Géorgie: la crise politique avive les craintes pour la liberté d’expression

Une crise politique de forte ampleur s’est déclarée en Géorgie, après l’arrestation, le 23 février, de l’opposant au pouvoir Nika Melia, député et président du Mouvement national uni. Des manifestations ont eu lieu dans la capitale Tbilissi, avant un fragile retour au calme provoqué par une rencontre entre la présidente, Salomé Zourabichvili, et le président du Conseil européen, Charles Michel, rapporte ActuaLitté jeudi 4 mars.

Le Mouvement national uni est l’une des principales forces politiques d’opposition au parti de la présidente, Rêve géorgien.

Le prédécesseur du Premier ministre actuel, Giorgi Gakharia, a choisi de remettre sa démission, citant un désaccord avec son parti, Rêve géorgien, quant à l’arrestation de Melia.

D’autres arrestations d’opposants ont accompagné l’interpellation de Nika Melia, et les chefs des partis d’opposition demandent la libération de tous les “prisonniers politiques”. Des manifestations ont éclaté après les événements.

Le temps de la rencontre avec les représentants européens, officiellement venus pour évoquer la crise du coronavirus, les différents partis d’opposition ont appelé au calme. 
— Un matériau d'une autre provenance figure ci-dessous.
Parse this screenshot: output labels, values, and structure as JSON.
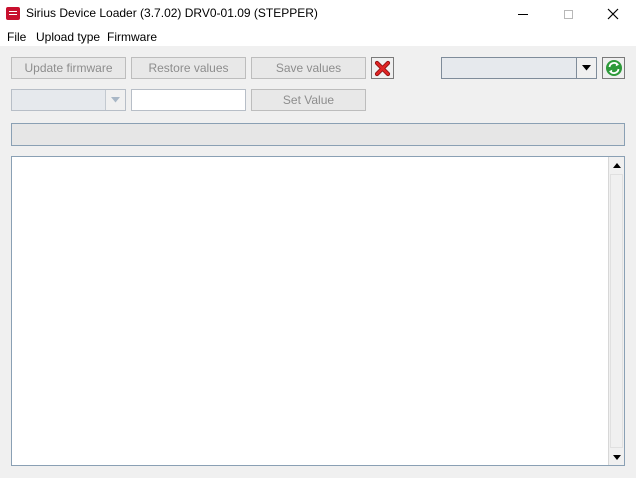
{
  "window": {
    "title": "Sirius Device Loader (3.7.02) DRV0-01.09  (STEPPER)",
    "icon": "app-loader-icon",
    "controls": [
      "minimize-icon",
      "maximize-icon",
      "close-icon"
    ]
  },
  "menu": {
    "file": "File",
    "upload_type": "Upload type",
    "firmware": "Firmware"
  },
  "toolbar": {
    "update_firmware": "Update firmware",
    "restore_values": "Restore values",
    "save_values": "Save values",
    "cancel_icon": "red-x-icon",
    "port_value": "",
    "refresh_icon": "refresh-icon"
  },
  "params": {
    "selected": "",
    "value": "",
    "set_value": "Set Value"
  },
  "progress": {
    "value_percent": 0
  },
  "log": {
    "text": ""
  },
  "colors": {
    "accent_red": "#c8102e",
    "refresh_green": "#2e9a3a",
    "disabled_text": "#8d8d8d"
  }
}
L’Union internationale des éditeurs (UIE-IPA) remarque que la situation politique en Géorgie est “dangereuse et versatile”. “Nous avons appris que les écrivains et éditeurs géorgiens craignaient vivement que leurs droits à la liberté d’expression et à la liberté de publier ne soient menacés”, indique Kristenn Einarsson, responsable du comité Liberté de publier. “Le comité est prêt à soutenir nos collègues géorgiens si la situation se détériore”, assure-t-elle encore.